Measuring the value of learning a new skill

Using a rich dataset as part of our Digit research project, allowed us to capture the utilisation of various combinations of skills in detail. These data stems from online labour platforms, which mediate between buyers and sellers of digitally deliverable work. For example, a shop-owner in London can boost her business by hiring an accountant in Bangalore and a web-designer from the Philippines.

With this unique data, we could map how skills are related and how their value changes in combination with each other. Most importantly, it allowed us to derive the value (premium) of a skill, measuring how much more the average worker earns when commanding a specific capacity. For calculating the premium we compare groups of workers, who have similar skill sets in general, while one group has the specific additional skill in question that the other workers don’t. The figure below summarises the value of 962 skills, highlighting some of them, across seven skill domains.

Figure 1 – Skills in Finance, Legal, and Software Development tend to be more valuable than in Writing and Admin work.

The figure shows that the value of skills is differently distributed across domains, as skills in the field of Finance & Legal work or Software & Tech are, on average, more valuable than skills in Writing or Admin work. And even within the same domain, e.g., Design work, some capacities (product design) are more valuable than others (3d-printing).

Our investigation reveals that this variance in the value of skills can be explained by supply (the number of workers offering a skill) and demand (the number of buyers requesting a skill).

But most importantly, we find that the value of a skill depends on complementarity: Skills, such as Patent Law or Python are more valuable, as they allow for recombination with many other high-value skills.

The value of a new skill depends on what we already know

In practice, skills are never applied in isolation. In particular, when it comes to adult re- or up-skilling, we need to add new skills to existing skill portfolios that a worker already has and combine them into new individual bundles of skills. Therefore, we compared the value of skills based on the background of workers in our dataset with clear findings, as the next figure shows:

Figure 2 – The value of a skill depends on the skill background of the worker.

We see that, on average, skills are consistently valuable if they match the worker’s background, as shown in the upper two panels. Here, Design skills are valuable for Designers, and Marketing skills are valuable for workers in Marketing (following the diagonal of the lower panel). In other words, skills have a consistently higher premium if they are similar to the capacities that workers already have. But we also see that some types of skills, e.g., from Software and Tech, seem to pay-off across worker backgrounds.

Sketching individualised re-skilling pathways

The need for agile reskilling will most likely increase, as technology reshuffles occupations and tasks at an increasing pace. Our research shows that, regardless of how technology advances, there is no one-size-fits-all approach for re- and up- skilling, as the value of learning a new skill depends on complementarity.

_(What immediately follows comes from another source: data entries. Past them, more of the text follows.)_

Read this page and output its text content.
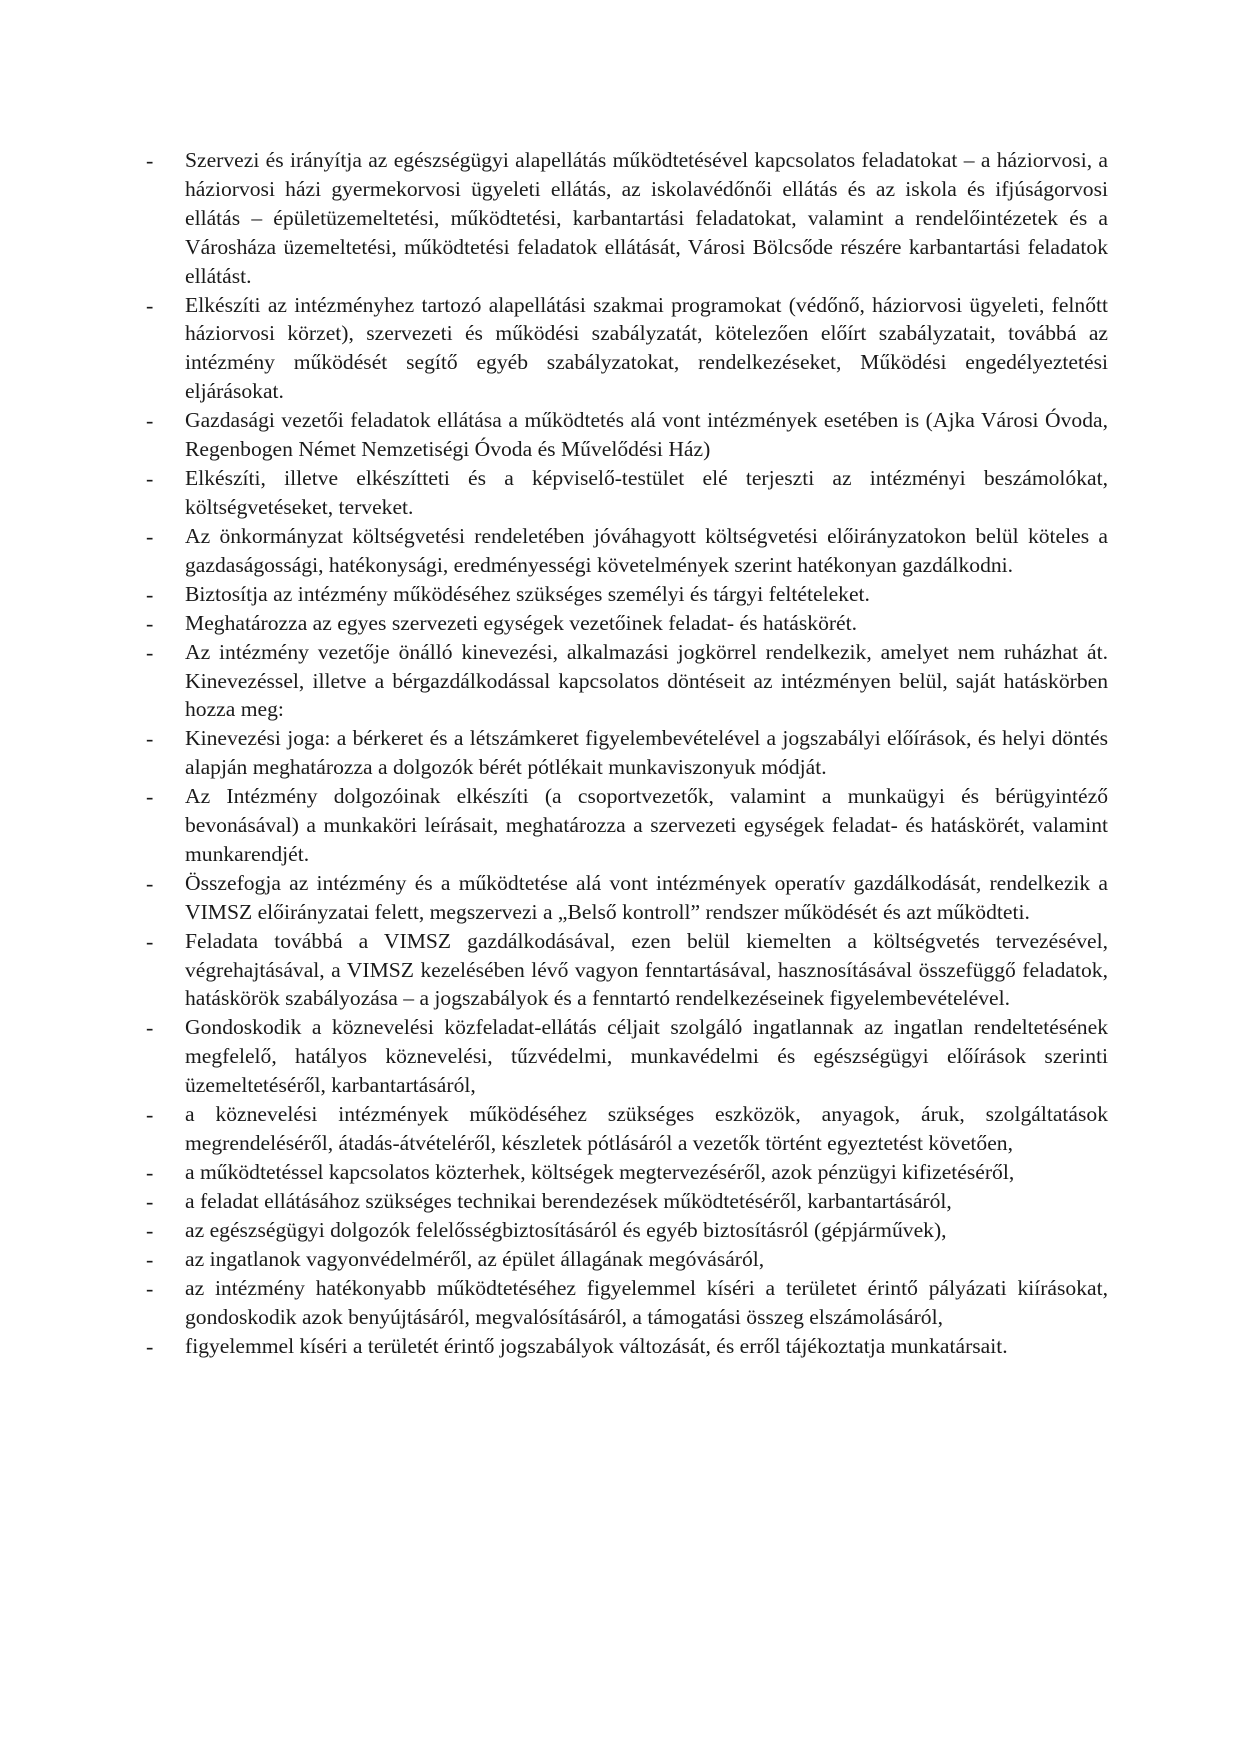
-	Szervezi és irányítja az egészségügyi alapellátás működtetésével kapcsolatos feladatokat – a háziorvosi, a háziorvosi házi gyermekorvosi ügyeleti ellátás, az iskolavédőnői ellátás és az iskola és ifjúságorvosi ellátás – épületüzemeltetési, működtetési, karbantartási feladatokat, valamint a rendelőintézetek és a Városháza üzemeltetési, működtetési feladatok ellátását, Városi Bölcsőde részére karbantartási feladatok ellátást.
-	Elkészíti az intézményhez tartozó alapellátási szakmai programokat (védőnő, háziorvosi ügyeleti, felnőtt háziorvosi körzet), szervezeti és működési szabályzatát, kötelezően előírt szabályzatait, továbbá az intézmény működését segítő egyéb szabályzatokat, rendelkezéseket, Működési engedélyeztetési eljárásokat.
-	Gazdasági vezetői feladatok ellátása a működtetés alá vont intézmények esetében is (Ajka Városi Óvoda, Regenbogen Német Nemzetiségi Óvoda és Művelődési Ház)
-	Elkészíti, illetve elkészítteti és a képviselő-testület elé terjeszti az intézményi beszámolókat, költségvetéseket, terveket.
-	Az önkormányzat költségvetési rendeletében jóváhagyott költségvetési előirányzatokon belül köteles a gazdaságossági, hatékonysági, eredményességi követelmények szerint hatékonyan gazdálkodni.
-	Biztosítja az intézmény működéséhez szükséges személyi és tárgyi feltételeket.
-	Meghatározza az egyes szervezeti egységek vezetőinek feladat- és hatáskörét.
-	Az intézmény vezetője önálló kinevezési, alkalmazási jogkörrel rendelkezik, amelyet nem ruházhat át. Kinevezéssel, illetve a bérgazdálkodással kapcsolatos döntéseit az intézményen belül, saját hatáskörben hozza meg:
-	Kinevezési joga: a bérkeret és a létszámkeret figyelembevételével a jogszabályi előírások, és helyi döntés alapján meghatározza a dolgozók bérét pótlékait munkaviszonyuk módját.
-	Az Intézmény dolgozóinak elkészíti (a csoportvezetők, valamint a munkaügyi és bérügyintéző bevonásával) a munkaköri leírásait, meghatározza a szervezeti egységek feladat- és hatáskörét, valamint munkarendjét.
-	Összefogja az intézmény és a működtetése alá vont intézmények operatív gazdálkodását, rendelkezik a VIMSZ előirányzatai felett, megszervezi a „Belső kontroll” rendszer működését és azt működteti.
-	Feladata továbbá a VIMSZ gazdálkodásával, ezen belül kiemelten a költségvetés tervezésével, végrehajtásával, a VIMSZ kezelésében lévő vagyon fenntartásával, hasznosításával összefüggő feladatok, hatáskörök szabályozása – a jogszabályok és a fenntartó rendelkezéseinek figyelembevételével.
-	Gondoskodik a köznevelési közfeladat-ellátás céljait szolgáló ingatlannak az ingatlan rendeltetésének megfelelő, hatályos köznevelési, tűzvédelmi, munkavédelmi és egészségügyi előírások szerinti üzemeltetéséről, karbantartásáról,
-	a köznevelési intézmények működéséhez szükséges eszközök, anyagok, áruk, szolgáltatások megrendeléséről, átadás-átvételéről, készletek pótlásáról a vezetők történt egyeztetést követően,
-	a működtetéssel kapcsolatos közterhek, költségek megtervezéséről, azok pénzügyi kifizetéséről,
-	a feladat ellátásához szükséges technikai berendezések működtetéséről, karbantartásáról,
-	az egészségügyi dolgozók felelősségbiztosításáról és egyéb biztosításról (gépjárművek),
-	az ingatlanok vagyonvédelméről, az épület állagának megóvásáról,
-	az intézmény hatékonyabb működtetéséhez figyelemmel kíséri a területet érintő pályázati kiírásokat, gondoskodik azok benyújtásáról, megvalósításáról, a támogatási összeg elszámolásáról,
-	figyelemmel kíséri a területét érintő jogszabályok változását, és erről tájékoztatja munkatársait.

In this spirit, our work can help to establish a taxonomy of skills, understand their application and individual complementarity, and enable automated, individual, and far-sighted suggestions on the value of learning a new skill in a future of technological disruption. Our method could be a blueprint for helping training agencies and education providers design programmes on individualized reskilling at scale. It can offer targeted and near-real time reskilling advice to workers, regarding both industry needs and the worker skills required to fulfil them. This action could support the recommendations on individual learning accounts and micro-credentials, while fostering the skill-by-skill learning of workers instead of traditional certification.